一块石子打在剑身上,那把剑竟然直接碎成了两半,落在地上!

两人都大惊,只见鬼煞缓缓从阴影处走出来,懒懒的打了个哈欠,那如恶鬼一样的面庞,此时在月光下更犹如鬼魅一样恐怖!

林夜城一见鬼煞,便真的如同见了鬼一样,吓得坐在地上,又赶快爬起来,仓皇的跑了。

鬼煞看都没看他一眼,走到花离颜面前,眼眸在黑夜中更加幽深,夹杂着不屑与怒气,他居高临下的看着花离颜,嗤笑了一声:“愚蠢!”

那声音极冷,寒气逼人。

花离颜扭头看向那人仓皇逃窜的方向,苦笑了一声,许久才低声问道:“……门主,为什么放他走?”

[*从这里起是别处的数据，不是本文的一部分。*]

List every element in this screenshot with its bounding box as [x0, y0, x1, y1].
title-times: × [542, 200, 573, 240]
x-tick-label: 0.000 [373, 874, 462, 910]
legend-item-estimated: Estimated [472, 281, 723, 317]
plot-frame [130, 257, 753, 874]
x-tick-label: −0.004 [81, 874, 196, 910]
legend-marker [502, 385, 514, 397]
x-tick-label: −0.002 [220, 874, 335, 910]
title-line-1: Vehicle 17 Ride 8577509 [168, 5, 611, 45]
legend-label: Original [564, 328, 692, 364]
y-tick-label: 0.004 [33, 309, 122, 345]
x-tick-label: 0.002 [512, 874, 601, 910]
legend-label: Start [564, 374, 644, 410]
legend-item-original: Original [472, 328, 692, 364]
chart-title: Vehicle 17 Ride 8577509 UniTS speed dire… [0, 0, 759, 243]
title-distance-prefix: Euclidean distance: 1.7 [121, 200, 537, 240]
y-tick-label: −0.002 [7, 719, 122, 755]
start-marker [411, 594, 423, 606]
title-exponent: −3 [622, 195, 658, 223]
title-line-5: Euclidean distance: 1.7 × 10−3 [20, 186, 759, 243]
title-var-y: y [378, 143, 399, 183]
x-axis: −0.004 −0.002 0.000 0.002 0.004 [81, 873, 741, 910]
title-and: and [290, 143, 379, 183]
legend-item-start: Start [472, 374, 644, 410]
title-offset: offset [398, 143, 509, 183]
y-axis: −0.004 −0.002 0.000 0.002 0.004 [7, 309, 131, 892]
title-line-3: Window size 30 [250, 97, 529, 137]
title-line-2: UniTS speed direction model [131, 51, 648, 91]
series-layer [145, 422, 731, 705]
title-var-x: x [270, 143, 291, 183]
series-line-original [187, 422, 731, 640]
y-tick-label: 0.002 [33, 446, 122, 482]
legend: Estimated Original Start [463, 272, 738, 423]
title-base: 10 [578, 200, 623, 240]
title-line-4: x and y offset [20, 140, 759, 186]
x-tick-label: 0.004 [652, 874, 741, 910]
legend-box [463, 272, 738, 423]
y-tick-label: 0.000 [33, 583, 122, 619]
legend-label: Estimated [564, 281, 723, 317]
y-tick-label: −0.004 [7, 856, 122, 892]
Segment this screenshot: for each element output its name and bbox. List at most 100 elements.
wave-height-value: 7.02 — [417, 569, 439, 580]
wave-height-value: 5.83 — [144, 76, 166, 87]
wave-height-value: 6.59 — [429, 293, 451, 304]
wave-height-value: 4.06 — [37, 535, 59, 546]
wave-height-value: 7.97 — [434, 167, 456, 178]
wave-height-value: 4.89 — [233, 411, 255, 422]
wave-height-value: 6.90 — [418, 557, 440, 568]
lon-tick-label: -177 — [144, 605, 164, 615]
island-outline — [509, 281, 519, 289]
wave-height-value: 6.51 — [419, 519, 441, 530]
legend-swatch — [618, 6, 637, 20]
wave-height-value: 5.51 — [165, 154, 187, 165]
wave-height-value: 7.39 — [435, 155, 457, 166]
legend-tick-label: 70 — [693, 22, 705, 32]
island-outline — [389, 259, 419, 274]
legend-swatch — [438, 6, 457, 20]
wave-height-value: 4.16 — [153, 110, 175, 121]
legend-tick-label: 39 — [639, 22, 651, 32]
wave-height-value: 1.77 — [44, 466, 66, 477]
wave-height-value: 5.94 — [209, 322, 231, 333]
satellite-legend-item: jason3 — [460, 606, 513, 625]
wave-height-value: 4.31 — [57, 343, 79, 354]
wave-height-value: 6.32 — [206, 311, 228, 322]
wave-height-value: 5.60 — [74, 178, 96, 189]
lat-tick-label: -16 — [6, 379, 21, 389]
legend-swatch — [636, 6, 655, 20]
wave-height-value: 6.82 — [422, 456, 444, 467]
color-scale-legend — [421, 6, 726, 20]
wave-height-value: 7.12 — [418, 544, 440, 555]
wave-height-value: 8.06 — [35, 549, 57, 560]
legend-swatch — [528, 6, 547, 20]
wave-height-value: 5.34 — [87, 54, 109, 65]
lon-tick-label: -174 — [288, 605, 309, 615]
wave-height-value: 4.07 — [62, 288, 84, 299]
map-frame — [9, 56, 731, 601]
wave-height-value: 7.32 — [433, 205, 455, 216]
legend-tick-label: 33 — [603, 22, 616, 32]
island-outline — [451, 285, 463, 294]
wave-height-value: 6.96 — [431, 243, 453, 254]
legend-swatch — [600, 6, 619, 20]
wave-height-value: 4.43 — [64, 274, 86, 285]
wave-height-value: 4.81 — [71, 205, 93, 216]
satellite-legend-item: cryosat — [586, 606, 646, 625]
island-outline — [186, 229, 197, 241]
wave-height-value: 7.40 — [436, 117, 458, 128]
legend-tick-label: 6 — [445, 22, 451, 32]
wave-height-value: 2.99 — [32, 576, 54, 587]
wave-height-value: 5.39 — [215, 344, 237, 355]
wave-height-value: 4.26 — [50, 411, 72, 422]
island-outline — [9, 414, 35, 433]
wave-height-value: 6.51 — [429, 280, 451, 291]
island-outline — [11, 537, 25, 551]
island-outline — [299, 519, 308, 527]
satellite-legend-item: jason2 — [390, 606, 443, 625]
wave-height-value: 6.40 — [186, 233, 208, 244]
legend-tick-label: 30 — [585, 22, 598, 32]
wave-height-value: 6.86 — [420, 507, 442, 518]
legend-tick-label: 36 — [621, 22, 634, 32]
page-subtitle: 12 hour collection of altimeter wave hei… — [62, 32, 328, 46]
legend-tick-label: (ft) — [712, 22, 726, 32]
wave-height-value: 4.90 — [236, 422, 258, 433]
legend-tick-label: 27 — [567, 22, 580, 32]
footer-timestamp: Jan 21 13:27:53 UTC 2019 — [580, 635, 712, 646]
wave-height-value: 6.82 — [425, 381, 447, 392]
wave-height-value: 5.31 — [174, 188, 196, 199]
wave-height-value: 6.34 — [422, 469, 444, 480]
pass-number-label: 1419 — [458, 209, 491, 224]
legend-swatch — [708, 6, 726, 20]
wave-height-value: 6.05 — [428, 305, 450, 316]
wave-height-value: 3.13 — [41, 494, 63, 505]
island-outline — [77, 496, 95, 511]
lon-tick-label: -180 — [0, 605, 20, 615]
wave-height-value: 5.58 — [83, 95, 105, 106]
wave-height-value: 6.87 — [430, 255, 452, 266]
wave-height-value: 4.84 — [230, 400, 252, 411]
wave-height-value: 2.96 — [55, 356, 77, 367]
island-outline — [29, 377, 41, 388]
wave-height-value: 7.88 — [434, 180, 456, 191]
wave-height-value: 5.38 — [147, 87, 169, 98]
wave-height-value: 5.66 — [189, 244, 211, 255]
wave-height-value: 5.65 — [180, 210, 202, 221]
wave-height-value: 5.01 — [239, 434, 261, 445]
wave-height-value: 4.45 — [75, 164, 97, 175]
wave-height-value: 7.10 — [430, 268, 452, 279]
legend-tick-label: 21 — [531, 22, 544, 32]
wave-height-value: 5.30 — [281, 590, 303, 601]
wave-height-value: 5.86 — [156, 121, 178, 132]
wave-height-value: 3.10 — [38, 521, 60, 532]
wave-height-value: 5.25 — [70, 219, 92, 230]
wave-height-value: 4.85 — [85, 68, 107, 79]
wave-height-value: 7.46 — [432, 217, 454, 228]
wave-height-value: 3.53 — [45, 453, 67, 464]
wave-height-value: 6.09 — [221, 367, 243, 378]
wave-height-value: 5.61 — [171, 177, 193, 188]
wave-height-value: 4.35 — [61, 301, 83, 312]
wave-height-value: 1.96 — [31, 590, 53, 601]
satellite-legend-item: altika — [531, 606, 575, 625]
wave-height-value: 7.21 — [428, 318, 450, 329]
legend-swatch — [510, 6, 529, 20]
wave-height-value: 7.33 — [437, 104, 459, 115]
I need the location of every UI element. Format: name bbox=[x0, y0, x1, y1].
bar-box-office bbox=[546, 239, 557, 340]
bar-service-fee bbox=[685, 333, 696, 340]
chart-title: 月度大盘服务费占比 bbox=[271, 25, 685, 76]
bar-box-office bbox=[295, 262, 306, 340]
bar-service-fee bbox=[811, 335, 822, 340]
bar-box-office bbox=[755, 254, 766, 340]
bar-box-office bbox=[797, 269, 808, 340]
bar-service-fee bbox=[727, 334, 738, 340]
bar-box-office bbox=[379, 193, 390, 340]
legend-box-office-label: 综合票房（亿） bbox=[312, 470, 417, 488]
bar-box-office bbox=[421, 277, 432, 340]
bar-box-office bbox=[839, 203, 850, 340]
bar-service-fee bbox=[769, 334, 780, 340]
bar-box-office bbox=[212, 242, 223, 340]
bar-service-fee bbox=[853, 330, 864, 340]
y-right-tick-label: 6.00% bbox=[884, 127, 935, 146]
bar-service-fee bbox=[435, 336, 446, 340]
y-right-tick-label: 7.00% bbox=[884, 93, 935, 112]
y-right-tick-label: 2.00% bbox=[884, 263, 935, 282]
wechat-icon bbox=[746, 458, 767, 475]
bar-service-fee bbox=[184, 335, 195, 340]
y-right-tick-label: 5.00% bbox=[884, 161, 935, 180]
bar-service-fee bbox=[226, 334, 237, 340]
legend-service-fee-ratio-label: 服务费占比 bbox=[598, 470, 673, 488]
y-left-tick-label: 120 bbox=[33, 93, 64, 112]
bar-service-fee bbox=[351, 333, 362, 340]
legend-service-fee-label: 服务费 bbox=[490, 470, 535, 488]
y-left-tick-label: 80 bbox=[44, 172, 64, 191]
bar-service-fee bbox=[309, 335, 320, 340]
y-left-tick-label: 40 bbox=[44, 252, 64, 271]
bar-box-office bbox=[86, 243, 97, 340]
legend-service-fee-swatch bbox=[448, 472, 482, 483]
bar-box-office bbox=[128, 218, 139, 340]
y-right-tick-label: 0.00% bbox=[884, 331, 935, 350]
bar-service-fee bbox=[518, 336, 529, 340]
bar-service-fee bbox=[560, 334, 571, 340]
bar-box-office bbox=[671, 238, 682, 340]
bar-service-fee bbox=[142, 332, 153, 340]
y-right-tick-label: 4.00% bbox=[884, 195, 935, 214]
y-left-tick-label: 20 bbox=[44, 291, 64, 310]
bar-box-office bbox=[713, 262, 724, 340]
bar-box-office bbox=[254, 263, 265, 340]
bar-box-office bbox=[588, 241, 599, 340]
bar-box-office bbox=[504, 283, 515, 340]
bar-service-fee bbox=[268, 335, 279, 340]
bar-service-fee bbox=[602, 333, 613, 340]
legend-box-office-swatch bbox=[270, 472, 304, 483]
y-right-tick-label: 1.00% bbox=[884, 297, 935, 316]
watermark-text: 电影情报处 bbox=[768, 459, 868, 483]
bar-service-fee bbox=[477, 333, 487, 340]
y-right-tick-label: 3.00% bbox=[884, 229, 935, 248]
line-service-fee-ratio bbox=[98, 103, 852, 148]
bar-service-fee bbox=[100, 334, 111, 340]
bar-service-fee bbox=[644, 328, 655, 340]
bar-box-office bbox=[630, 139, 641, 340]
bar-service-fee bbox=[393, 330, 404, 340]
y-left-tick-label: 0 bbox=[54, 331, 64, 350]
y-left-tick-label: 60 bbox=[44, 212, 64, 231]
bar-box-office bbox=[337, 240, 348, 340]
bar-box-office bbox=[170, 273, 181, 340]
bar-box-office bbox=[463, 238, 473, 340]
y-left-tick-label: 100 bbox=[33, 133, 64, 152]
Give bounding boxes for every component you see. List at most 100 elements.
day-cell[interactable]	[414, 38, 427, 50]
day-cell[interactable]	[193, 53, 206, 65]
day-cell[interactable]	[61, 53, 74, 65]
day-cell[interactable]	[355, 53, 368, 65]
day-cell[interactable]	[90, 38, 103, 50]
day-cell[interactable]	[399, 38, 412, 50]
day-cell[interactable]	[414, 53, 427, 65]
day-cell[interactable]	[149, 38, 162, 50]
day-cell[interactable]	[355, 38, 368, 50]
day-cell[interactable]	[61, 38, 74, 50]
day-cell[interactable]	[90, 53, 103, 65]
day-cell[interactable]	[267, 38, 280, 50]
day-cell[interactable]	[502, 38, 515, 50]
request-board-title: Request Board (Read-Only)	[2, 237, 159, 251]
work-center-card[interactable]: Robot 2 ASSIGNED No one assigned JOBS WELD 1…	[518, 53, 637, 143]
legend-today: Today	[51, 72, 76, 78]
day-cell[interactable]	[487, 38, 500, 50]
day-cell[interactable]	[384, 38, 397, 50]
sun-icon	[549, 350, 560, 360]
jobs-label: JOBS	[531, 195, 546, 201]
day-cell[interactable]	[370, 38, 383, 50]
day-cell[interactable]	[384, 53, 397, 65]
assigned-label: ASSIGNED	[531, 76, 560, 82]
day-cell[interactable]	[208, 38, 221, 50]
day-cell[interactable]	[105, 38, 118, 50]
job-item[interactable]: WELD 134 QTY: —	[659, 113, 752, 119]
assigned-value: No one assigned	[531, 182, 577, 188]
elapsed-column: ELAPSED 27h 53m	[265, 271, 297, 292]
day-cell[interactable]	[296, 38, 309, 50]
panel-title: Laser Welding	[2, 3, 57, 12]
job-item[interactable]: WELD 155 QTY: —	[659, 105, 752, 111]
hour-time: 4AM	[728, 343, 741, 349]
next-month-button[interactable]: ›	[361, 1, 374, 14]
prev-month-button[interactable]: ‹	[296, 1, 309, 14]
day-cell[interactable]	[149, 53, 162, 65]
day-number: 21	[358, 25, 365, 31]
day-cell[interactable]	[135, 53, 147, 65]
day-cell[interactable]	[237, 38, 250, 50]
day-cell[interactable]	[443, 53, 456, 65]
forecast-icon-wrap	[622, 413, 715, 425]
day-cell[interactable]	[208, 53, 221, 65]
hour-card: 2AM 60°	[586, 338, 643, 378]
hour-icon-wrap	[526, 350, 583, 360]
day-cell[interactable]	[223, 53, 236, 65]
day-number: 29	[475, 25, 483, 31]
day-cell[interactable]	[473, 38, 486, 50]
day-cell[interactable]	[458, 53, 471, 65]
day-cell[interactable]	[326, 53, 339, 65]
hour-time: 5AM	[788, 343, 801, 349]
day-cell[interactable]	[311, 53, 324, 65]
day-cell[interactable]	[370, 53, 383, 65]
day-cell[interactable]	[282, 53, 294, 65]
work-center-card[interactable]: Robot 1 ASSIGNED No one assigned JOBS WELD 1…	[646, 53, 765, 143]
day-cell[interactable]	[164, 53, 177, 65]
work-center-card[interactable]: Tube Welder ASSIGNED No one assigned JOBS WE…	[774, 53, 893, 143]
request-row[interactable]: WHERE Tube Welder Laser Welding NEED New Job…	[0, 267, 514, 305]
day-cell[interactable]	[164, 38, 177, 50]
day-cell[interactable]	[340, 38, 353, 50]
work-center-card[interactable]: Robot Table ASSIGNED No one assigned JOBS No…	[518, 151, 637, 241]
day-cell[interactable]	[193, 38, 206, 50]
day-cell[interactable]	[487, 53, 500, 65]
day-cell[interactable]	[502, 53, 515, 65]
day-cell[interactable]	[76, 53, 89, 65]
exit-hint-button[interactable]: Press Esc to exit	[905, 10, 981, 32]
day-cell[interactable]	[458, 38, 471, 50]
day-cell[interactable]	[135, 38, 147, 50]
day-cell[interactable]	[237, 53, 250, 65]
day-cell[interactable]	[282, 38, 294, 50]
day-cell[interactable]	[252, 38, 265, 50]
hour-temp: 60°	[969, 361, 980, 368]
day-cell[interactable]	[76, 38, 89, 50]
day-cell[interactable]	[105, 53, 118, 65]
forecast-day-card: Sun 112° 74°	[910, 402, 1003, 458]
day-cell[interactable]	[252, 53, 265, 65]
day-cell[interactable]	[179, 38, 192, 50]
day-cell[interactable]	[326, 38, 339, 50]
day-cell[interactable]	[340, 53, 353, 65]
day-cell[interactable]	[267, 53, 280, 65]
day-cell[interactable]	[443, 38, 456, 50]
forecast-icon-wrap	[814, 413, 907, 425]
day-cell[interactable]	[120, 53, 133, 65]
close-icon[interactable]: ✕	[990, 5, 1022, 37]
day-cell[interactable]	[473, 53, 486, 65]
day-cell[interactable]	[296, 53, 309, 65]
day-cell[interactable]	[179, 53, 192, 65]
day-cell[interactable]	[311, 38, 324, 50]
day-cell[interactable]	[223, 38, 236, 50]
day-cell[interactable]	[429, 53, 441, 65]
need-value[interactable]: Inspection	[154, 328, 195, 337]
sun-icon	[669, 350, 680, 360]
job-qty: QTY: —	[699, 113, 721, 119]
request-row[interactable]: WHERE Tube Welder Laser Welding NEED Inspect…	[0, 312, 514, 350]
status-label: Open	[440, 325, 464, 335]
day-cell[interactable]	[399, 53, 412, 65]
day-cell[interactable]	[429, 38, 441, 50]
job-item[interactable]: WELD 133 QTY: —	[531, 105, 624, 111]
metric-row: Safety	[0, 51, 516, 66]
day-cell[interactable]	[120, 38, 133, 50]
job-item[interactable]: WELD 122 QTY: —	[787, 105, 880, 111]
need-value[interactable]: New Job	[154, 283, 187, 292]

鬼煞看他的表情犹如看一个一无是处的废物:“自然是为了让你亲手把他杀掉。”

花离颜张了张嘴,犹豫了一下,才声音沙哑道:“……门主,是溃尸粉。”

溃尸粉,中毒之后,先是身体发麻,然后开始溃烂,溃烂时全身如万虫噬咬,等全身烂成一滩黄水,人才会死。

然而他们这出门,没有带太多的解药。

虽然与鬼煞所制之毒差的还很远,但已经是林家堡能拿出来的最狠辣的毒了。

林夜城在剑上抹了这毒,真是……尽力了想让他死。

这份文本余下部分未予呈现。